Receber um diagnóstico de diabetes de tipo 2 antes dos 40 anos de idade faz aumentar o risco de doença e morte cardiovascular, especialmente em mulheres, demonstrou um novo estudo.
 
O estudo, que foi conduzido por uma equipa de investigadores liderada por Naveed Sattar da Universidade de Glasgow, Escócia, Reino Unido, contou com a análise de dados sobre 318.033 pacientes com diabetes de tipo 2 na Suécia. 
 
Os dados sobre os pacientes com diabetes de tipo 2 foram comparados aos de 1.575.108 controlos sem diabetes de tipo 2, relativamente à prevalência de doenças relacionadas com o coração, durante um período de cinco anos.
 
Foi verificado que os pacientes diagnosticados com diabetes de tipo 2 antes dos 40 anos de idade apresentavam os piores resultados em termos cardiovasculares, com o maior índice de acidente vascular cerebral (AVC), ataque cardíaco, insuficiência cardíaca, fibrilhação auricular e morte.
 
Na maioria das categorias de doenças e morte cardiovascular analisadas, as mulheres apresentavam piores resultados do que os homens.
 
Por outro lado, nos idosos os resultados foram menos preocupantes.
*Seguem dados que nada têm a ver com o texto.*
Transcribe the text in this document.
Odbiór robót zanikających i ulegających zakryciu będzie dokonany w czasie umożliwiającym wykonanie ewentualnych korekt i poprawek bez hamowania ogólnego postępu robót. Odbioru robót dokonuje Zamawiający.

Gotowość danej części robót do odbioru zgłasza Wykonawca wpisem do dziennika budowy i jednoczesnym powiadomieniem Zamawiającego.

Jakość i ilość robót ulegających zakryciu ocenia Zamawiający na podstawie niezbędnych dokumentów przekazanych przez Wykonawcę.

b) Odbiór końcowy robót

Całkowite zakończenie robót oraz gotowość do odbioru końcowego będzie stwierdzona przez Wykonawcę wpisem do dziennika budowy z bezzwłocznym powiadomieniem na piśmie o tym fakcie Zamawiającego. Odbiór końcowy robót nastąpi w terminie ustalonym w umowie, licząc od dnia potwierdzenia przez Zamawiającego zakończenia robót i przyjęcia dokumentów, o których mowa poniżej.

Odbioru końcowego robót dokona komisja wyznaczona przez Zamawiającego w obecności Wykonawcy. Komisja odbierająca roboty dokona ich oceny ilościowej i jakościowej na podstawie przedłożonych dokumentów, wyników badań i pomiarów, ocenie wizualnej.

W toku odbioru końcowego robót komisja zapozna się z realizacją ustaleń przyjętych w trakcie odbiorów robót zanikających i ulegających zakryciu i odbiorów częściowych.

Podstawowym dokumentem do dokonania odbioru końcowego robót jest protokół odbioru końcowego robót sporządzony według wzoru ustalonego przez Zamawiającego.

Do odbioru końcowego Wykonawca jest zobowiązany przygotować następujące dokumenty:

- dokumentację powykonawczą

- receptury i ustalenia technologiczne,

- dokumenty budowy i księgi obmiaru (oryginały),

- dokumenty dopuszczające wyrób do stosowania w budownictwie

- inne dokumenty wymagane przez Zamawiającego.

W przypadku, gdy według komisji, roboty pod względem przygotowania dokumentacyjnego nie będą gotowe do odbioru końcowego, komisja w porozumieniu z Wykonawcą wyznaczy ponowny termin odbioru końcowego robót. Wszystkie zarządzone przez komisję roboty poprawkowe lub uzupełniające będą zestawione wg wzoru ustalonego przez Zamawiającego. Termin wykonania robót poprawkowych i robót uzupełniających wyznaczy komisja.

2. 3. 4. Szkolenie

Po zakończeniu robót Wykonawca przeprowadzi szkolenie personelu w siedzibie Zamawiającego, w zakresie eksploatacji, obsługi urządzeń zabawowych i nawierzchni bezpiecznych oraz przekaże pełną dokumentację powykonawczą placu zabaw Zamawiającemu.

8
Com efeito, nas pessoas diagnosticadas com diabetes de tipo 2 aos 80 anos ou mais de idade, o aumento do risco de morte, independentemente da causa, era bastante menor e equivalia ao de pessoas com idade semelhante e sem diabetes.
 
Segundo Naveed Sattar, considerando que o excesso de risco da diabetes de tipo 2 está associado à idade em que a pessoa é diagnosticada, estes achados sugerem que “temos que ser mais agressivos a controlar fatores de risco nas populações mais jovens com diabetes de tipo 2 e especialmente nas mulheres”.
 
Adicionalmente, “o nosso trabalho poderia ser também usado para encorajar as pessoas de meia-idade com um maior risco de diabetes a adotarem alterações no estilo de vida para atrasarem a sua diabetes durante vários anos”, concluiu o investigador.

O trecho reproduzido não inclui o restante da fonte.